Evaluasi pula faktor yang dapat mempengaruhi pilihan metode kontrasepsi pada pasien, seperti riwayat trombosis yang merupakan kontraindikasi penggunaan kontrasepsi hormonal kombinasi. Penelitian telah menunjukkan adanya peningkatan estrogen-mediated venous thrombotic events, seperti deep vein thrombosis, pada penggunaan kontrasepsi hormonal kombinasi. Selain itu, diskusikan juga untung-rugi setiap jenis kontrasepsi yang dapat pasien pilih, serta pertimbangkan preferensi pasien.[1,2,3,8]

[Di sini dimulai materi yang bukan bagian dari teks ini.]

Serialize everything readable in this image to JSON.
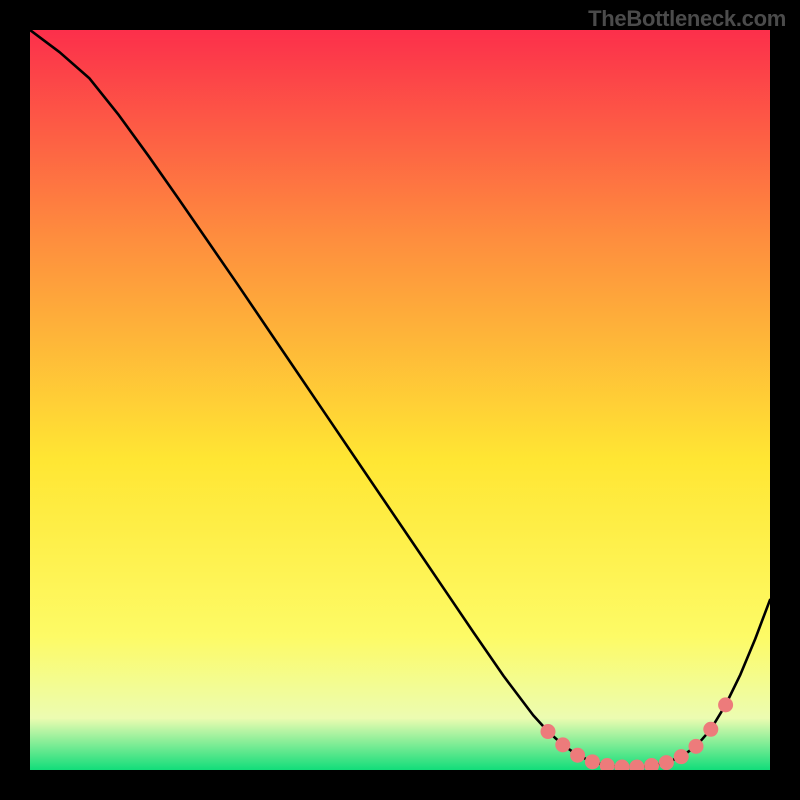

Pada pasien yang mendapat methotrexate untuk penanganan kehamilan ektopik, sarankan menunda kehamilan selama setidaknya 3 bulan demi menghindari efek samping pada janin. Lebih lanjut, dalam hal kesuburan, jelaskan secara terbuka mengenai kemungkinan kehamilan berdasarkan kondisi masing-masing pasien. Secara umum, kemungkinan kehamilan selanjutnya (subsequent pregnancy) pada pasien dengan riwayat kehamilan ektopik cukup baik.[10,11]

Kesimpulan

Pilihan kontrasepsi yang tepat dapat membantu mencegah kehamilan ektopik berulang dan memberikan perlindungan efektif bagi pasien. Injeksi depot medroxyprogesterone acetate (DMPA) dan KB implan telah dilaporkan memiliki risiko terendah kehamilan ektopik, diikuti dengan intrauterine device (IUD) yang mengandung levonorgestrel (LNG-IUS) dan kontrasepsi hormonal oral kombinasi. Seluruh pilihan metode kontrasepsi tersebut telah tersedia dan mudah didapatkan di Indonesia.